Alcoa is no longer a Dow stock – it was dethroned a year or more ago because of its weakening position, but it’s quarterly releases mark the start of each earnings season and given that it is still a global giant, it’s results do tell an important story.
The March quarter report from Alcoa this morning is a case in point (as will be the quarterly reports from a number of leading US banks, starting tonight, our time). The Alcoa report tells us that US manufacturers are going to be reporting some poor results in coming weeks – look for the releases from giants like GE, Honeywell, Rockwell International.
Alcoa said revealed a few hours ago that that its March quarter sales and profits fell sharply and the company has plans to cut even more jobs on top of the thousands already removed in the past couple of years.
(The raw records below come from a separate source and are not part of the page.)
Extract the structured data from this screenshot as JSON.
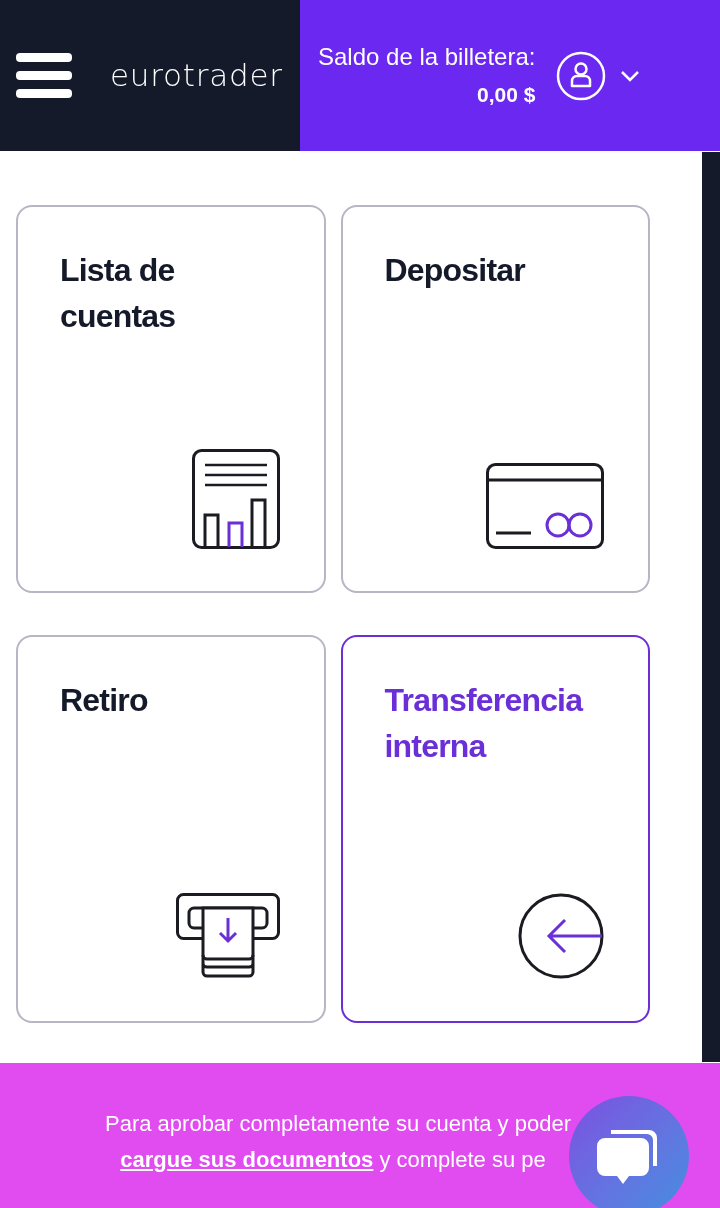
{
  "header": {
    "logo": "eurotrader",
    "wallet_label": "Saldo de la billetera:",
    "wallet_amount": "0,00 $"
  },
  "cards": [
    {
      "title": "Lista de cuentas",
      "kind": "report",
      "selected": false
    },
    {
      "title": "Depositar",
      "kind": "card",
      "selected": false
    },
    {
      "title": "Retiro",
      "kind": "atm",
      "selected": false
    },
    {
      "title": "Transferencia interna",
      "kind": "transfer",
      "selected": true
    }
  ],
  "banner": {
    "line1": "Para aprobar completamente su cuenta y poder",
    "link": "cargue sus documentos",
    "line2_rest": "y complete su pe"
  }
}
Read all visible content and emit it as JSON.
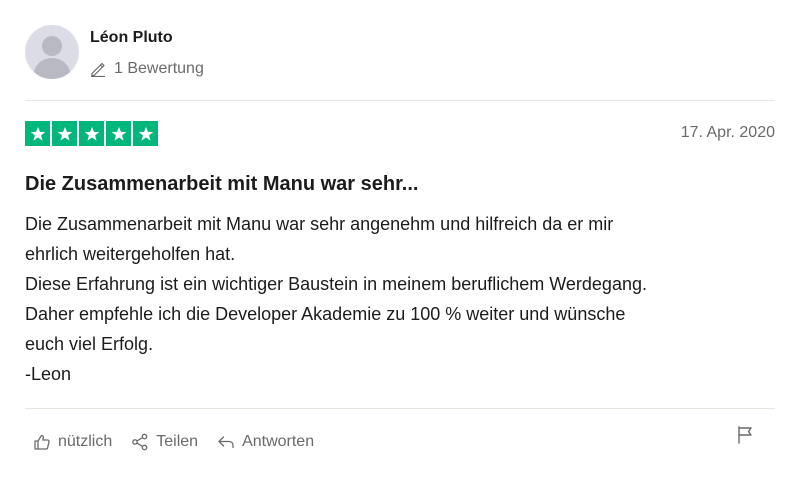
{
  "reviewer": {
    "name": "Léon Pluto",
    "review_count": "1 Bewertung",
    "avatar_icon": "user-silhouette-icon"
  },
  "review": {
    "rating": 5,
    "rating_max": 5,
    "date": "17. Apr. 2020",
    "title": "Die Zusammenarbeit mit Manu war sehr...",
    "lines": [
      "Die Zusammenarbeit mit Manu war sehr angenehm und hilfreich da er mir",
      "ehrlich weitergeholfen hat.",
      "Diese Erfahrung ist ein wichtiger Baustein in meinem beruflichem Werdegang.",
      "Daher empfehle ich die Developer Akademie zu 100 % weiter und wünsche",
      "euch viel Erfolg.",
      "-Leon"
    ]
  },
  "actions": {
    "useful_label": "nützlich",
    "share_label": "Teilen",
    "reply_label": "Antworten"
  },
  "colors": {
    "star_green": "#00b67a",
    "text_primary": "#1c1c1c",
    "text_secondary": "#6a6a6a",
    "divider": "#e5e5dd",
    "avatar_bg": "#dcdce6"
  }
}
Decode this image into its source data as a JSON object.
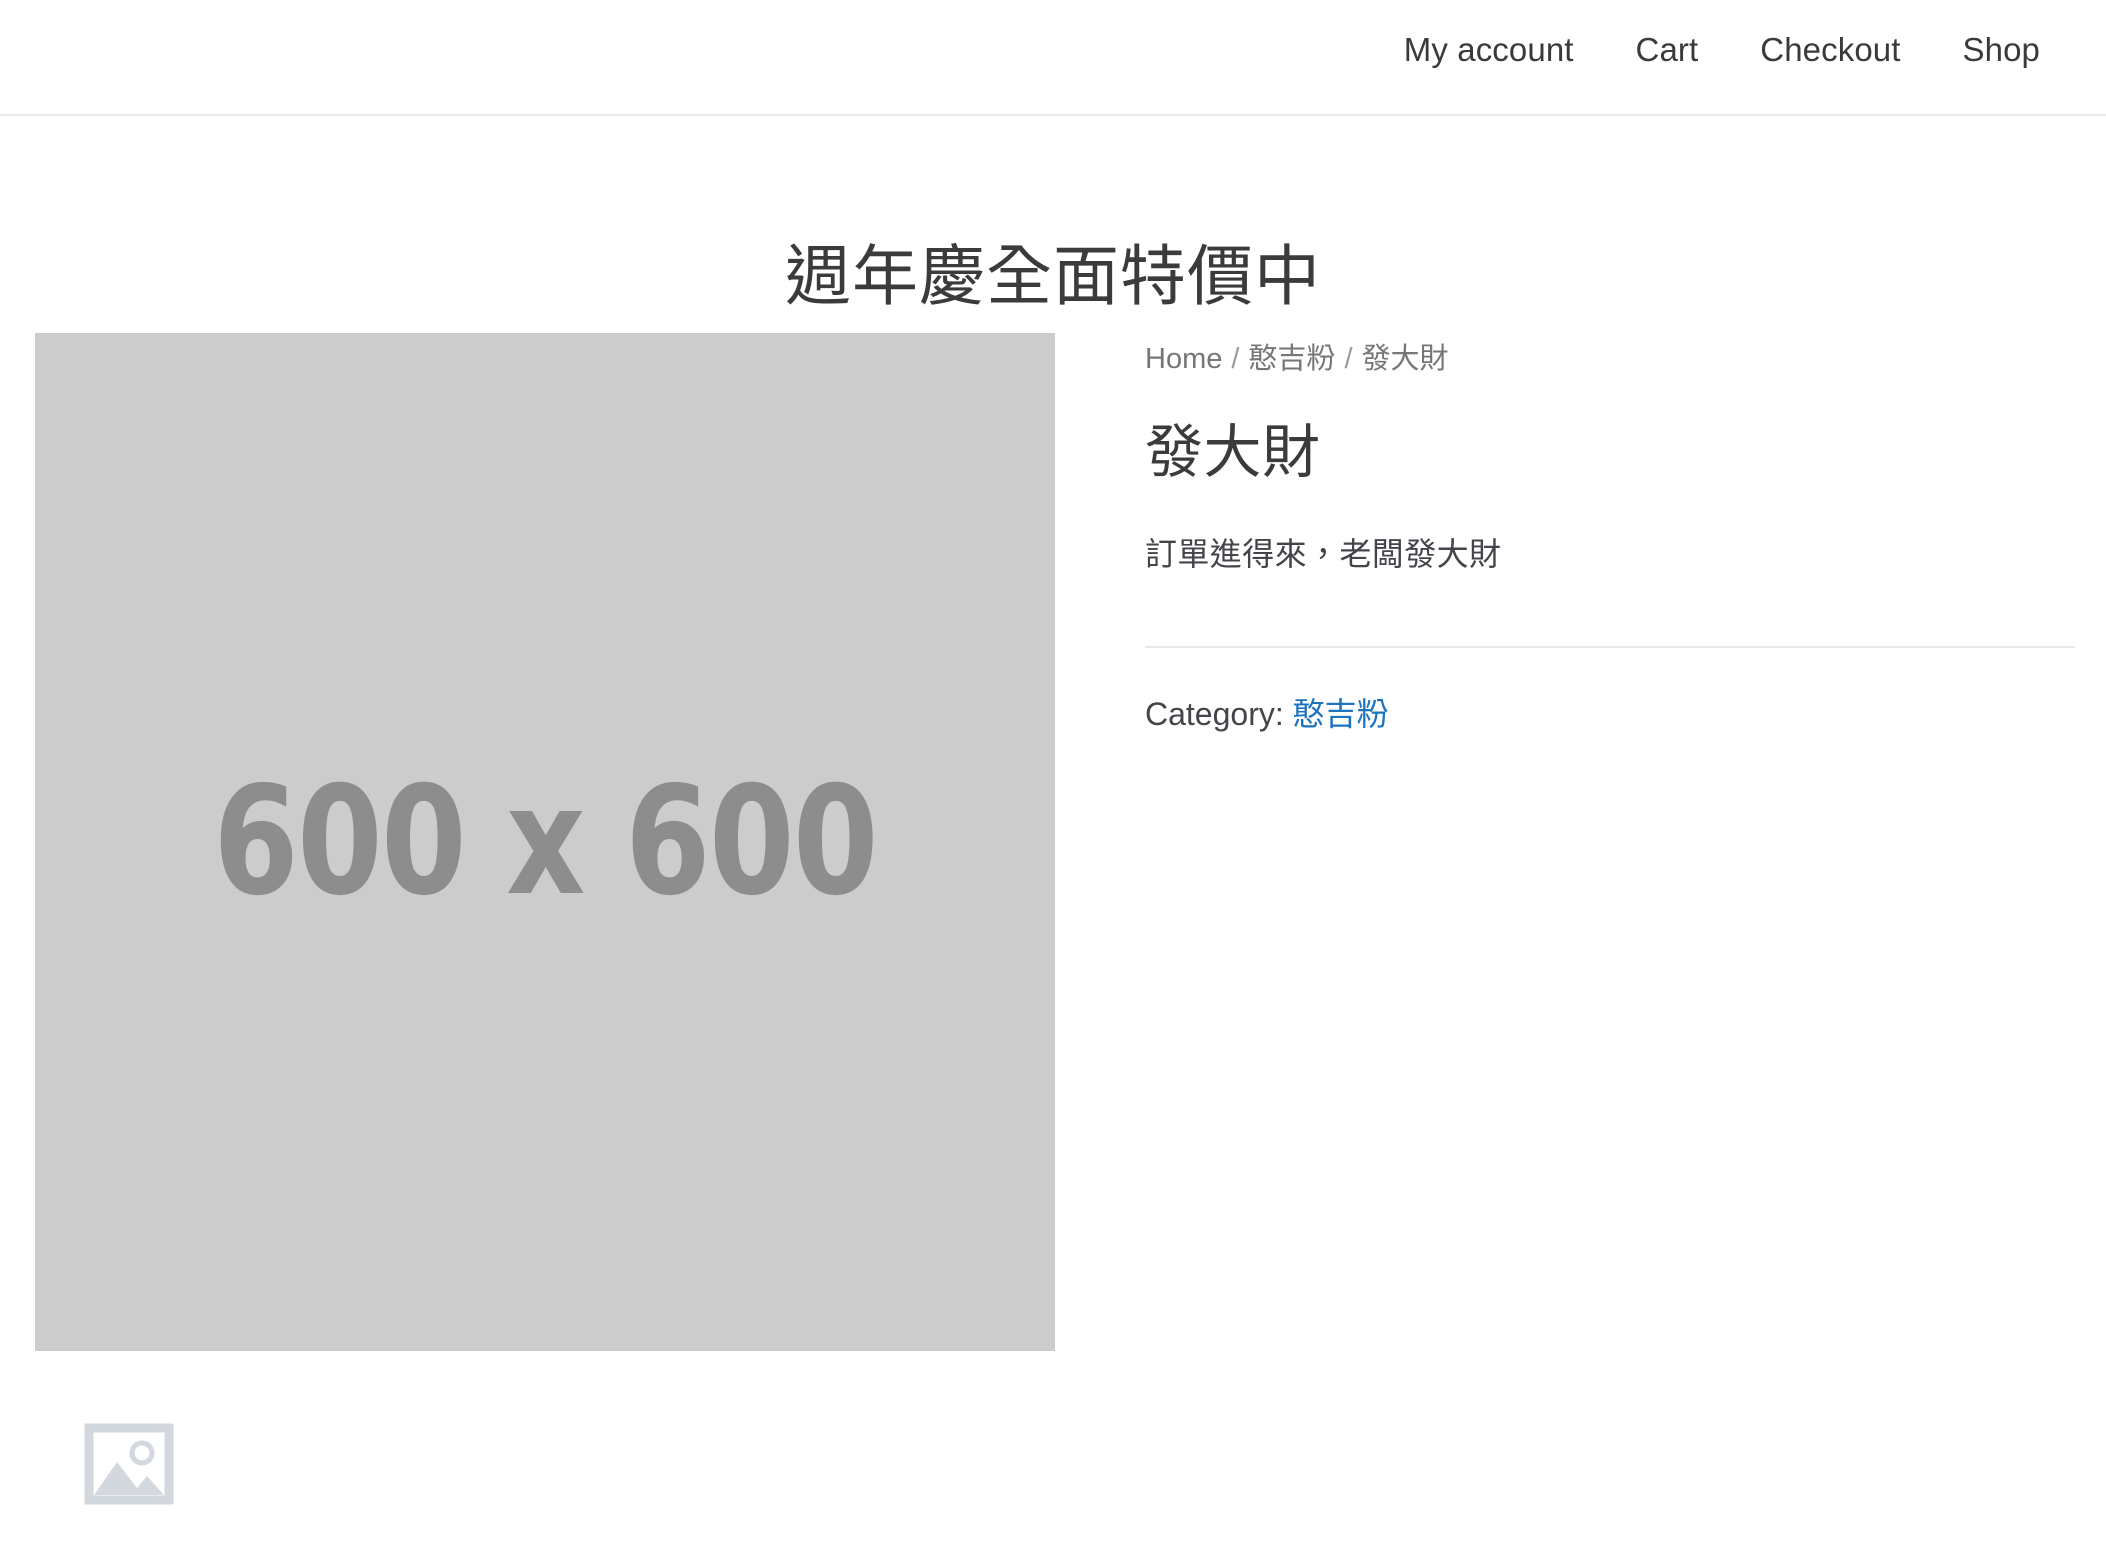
{
  "header": {
    "nav": [
      {
        "label": "My account",
        "name": "nav-item-my-account"
      },
      {
        "label": "Cart",
        "name": "nav-item-cart"
      },
      {
        "label": "Checkout",
        "name": "nav-item-checkout"
      },
      {
        "label": "Shop",
        "name": "nav-item-shop"
      }
    ]
  },
  "banner": {
    "site_title": "週年慶全面特價中"
  },
  "breadcrumb": {
    "home": "Home",
    "separator": "/",
    "category": "憨吉粉",
    "current": "發大財"
  },
  "product": {
    "title": "發大財",
    "short_description": "訂單進得來，老闆發大財",
    "gallery": {
      "main_placeholder_label": "600 x 600",
      "thumbnail_icon": "image-placeholder-icon"
    },
    "meta": {
      "category_label": "Category:",
      "category_value": "憨吉粉"
    }
  },
  "colors": {
    "link": "#1e73be",
    "text": "#43454b",
    "muted": "#767676",
    "heading": "#3b3b3b",
    "placeholder_bg": "#cccccc",
    "placeholder_fg": "#8d8d8d",
    "border": "#e8e8e8"
  }
}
Alcoa posted a profit of just $US11 million in the first three months of 2016, down from $US255 million in the same period in the year prior. Adjusting for one-time items earnings of 7 cents a share, topped estimates for 2 cents, but that’s a crock because it is an estimate constructed to be beaten after being lowered by analysts.
The big standout from the result was a 15% plunge in sales for the quarter from the first quarter of 2015 to a still considerable $US4.95 billion. That’s well under market forecasts (reduced considerably) of $US5.2 billion. Alcoa said it had cut 600 positions in the first quarter and expects to cut another 400 jobs, and was looking to increase that by another 1,000 positions.
In September, the company said that it was splitting into two, with an upstream business that includes its smelting operations, and its downstream operations, which are focused on the units that make metals products for industry, such as aerospace and cars.
The latter will be built around its Arconic downstream business. Sales there fell 2.2% to $US3.3 billion, thanks to weak demand and the impact of the stronger dollar
Revenue in its upstream metal-based business slumped more than 32% to $US1.7 billion, driven by an 18% slide in world alumimium prices, the higher dollar and weak demand compounded by the aggressive manufacturing and sales policies of Chinese smelters.
Alcoa shares fell nearly 4% in after hours trading on the worse than expected numbers.The shares are now down 4% so far this year and around 30% in the past year.